Jika prosesnya benar dan tidak ada halangan. Ruh adalah penerima kebenaran yang dipancarkan Allah (hidayah). Hidayah itu bisa berasal dari berbagai sumber, bisa dari sumber kebenaran yang sudah tertulis (Al-Qur’an) atau lewat perantaraan manusia (dakwah) atau melihat sebuah peristiwa yang mengilhaminya. Setelah ruh menerima kebenaran itu, maka ruh akan meneruskannya pada segumpal darah yang akan menggerakkan organ jasad manusia dalam bertindak, yakni hati yang bersih dan peka terhadap kebenaran(sering disebut dengan hati nurani). Sering kali terjadi kesalahan persepsi bahwa sebelum masuk ke hati, maka sinyal yang diterima manusia diasumsikan masuk ke dalam otak/pikiran manusia. Sesungguhnya apa yang dipikirkan otak sebenarnya dimulai dari hati dulu. Dari apa yang dikatakan hati, otak akan berpikir dan menggerakkan jasad manusia dalam bertindak ke arah yang baik atau yang buruk.

Kembali dalam pokok bahasan. Jika sifat dari ruh/jiwa manusia adalah selalu menerima kebenaran, maka lain hal-nya dengan hati. Hati adalah sasaran serangan dari segala hal buruk karena hati adalah penggerak langkah jasad manusia.  Hati adalah sasaran godaan syetan, tempat berkumpulnya nafsu, tempat menempel yang sangat nyaman bagi penyakit-penyakit yang kemudian kesemuanya itu akan menutupinya dan membuatnya buta. Istilah inilah yang dinamakan butanya sebuah hati, yakni tidak mampunyai hati untuk melihat sinyal kebenaran dan akhirnya menggerakkan jasad manusia ke arah yang buruk

Karena rentannya kotoran yang menempel di hati ini. Maka untuk bisa menerima kebenaran, manusia harus melakukan pembersihan hati terus menerus, seiring terus derasnya serangan terhadap hati manusia. Proses inilah (tazkiyatun nafsh) yang harus terus menerus dilakukan agar hati selalu bersih dan hati itu menjadi hati yang peka terhadap kebenaran (hati nurani)

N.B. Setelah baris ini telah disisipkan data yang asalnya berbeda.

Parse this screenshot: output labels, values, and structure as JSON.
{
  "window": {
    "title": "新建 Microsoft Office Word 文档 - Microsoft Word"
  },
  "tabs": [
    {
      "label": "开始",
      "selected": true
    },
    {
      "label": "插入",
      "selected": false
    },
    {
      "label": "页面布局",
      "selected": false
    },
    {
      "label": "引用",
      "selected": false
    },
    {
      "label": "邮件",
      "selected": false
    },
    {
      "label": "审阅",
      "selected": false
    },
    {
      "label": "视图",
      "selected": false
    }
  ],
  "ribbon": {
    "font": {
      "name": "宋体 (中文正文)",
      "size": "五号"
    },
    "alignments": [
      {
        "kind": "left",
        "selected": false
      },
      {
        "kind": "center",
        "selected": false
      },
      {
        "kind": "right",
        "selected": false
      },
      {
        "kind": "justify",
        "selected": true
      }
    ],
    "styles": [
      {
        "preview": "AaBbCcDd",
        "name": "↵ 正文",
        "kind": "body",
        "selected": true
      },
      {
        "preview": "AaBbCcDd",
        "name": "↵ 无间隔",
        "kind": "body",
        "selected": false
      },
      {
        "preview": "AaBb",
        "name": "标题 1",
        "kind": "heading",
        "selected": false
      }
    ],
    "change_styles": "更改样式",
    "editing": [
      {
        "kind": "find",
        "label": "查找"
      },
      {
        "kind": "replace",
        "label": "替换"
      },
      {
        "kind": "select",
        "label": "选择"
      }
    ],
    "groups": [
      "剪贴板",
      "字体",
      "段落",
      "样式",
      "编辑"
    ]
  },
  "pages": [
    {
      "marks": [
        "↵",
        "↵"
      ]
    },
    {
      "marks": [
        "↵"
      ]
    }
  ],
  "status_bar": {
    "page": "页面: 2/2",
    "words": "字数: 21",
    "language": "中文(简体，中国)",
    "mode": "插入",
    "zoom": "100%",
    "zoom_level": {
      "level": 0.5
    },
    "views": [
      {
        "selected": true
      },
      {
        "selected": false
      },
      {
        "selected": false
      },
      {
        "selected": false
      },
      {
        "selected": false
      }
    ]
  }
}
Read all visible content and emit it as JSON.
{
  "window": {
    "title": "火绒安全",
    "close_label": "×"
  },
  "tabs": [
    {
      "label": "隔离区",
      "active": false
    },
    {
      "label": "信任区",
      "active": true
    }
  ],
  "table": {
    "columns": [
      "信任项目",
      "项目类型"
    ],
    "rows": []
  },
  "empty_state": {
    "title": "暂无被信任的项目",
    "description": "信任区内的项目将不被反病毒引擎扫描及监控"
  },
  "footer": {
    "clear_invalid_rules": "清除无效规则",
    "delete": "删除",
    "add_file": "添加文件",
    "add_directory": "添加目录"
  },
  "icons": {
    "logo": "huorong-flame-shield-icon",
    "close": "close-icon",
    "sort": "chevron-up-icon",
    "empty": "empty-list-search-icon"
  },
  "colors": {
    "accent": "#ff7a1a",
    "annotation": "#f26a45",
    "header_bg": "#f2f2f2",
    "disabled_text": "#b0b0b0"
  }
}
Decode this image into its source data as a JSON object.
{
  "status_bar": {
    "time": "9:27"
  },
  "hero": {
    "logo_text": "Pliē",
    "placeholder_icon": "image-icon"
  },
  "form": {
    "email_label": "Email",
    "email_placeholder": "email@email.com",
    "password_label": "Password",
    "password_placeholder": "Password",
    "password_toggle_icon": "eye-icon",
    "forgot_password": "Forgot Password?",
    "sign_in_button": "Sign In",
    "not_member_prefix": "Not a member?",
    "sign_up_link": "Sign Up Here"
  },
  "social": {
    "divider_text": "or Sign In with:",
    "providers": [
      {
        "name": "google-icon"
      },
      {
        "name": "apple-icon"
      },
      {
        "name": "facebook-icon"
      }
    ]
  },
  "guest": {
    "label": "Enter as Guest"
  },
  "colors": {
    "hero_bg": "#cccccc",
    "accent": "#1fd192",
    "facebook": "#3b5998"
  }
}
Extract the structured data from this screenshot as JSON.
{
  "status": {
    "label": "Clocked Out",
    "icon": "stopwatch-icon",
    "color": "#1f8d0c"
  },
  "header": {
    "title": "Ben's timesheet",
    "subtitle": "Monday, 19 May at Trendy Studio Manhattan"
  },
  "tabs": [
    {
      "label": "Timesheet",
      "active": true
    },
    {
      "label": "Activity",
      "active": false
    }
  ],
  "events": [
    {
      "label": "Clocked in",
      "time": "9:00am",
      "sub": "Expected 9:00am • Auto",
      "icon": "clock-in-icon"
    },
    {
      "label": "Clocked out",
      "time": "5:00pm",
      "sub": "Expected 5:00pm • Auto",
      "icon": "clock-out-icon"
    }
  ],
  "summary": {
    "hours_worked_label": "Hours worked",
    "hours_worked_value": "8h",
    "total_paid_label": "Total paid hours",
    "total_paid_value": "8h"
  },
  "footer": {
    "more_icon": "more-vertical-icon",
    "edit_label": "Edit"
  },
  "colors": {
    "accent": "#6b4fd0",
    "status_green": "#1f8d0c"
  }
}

“(Yaitu) di hari harta dan anak-anak laki-laki tidak berguna, kecuali orang-orang yang menghadap Allah dengan hati yang bersih.\ (QS.as-Syu’araa:88-89)

“Ketahuilah bahwa di dalam tubuh terdapat segumpal daging, yang apabila  baik, maka baik pula seluruh tubuh. dan apabila ia rusak, maka rusak pula seluruh tubuhnya. Ketahuilah, itu adalah hati.” (HR. Al-Bukhari dan Muslim)[5]

Hal kebenaran sesungguhnya merupakan tema sentral di dalam filsafat ilmu. Secara umum orang merasa bahwa tujuan pengetahuan adalah untuk mencapai kebenaran. Problematik mengenai kebenaran merupakan masalah yang mengacu pada tumbuh dan berkembangnya dalam filsafat ilmu.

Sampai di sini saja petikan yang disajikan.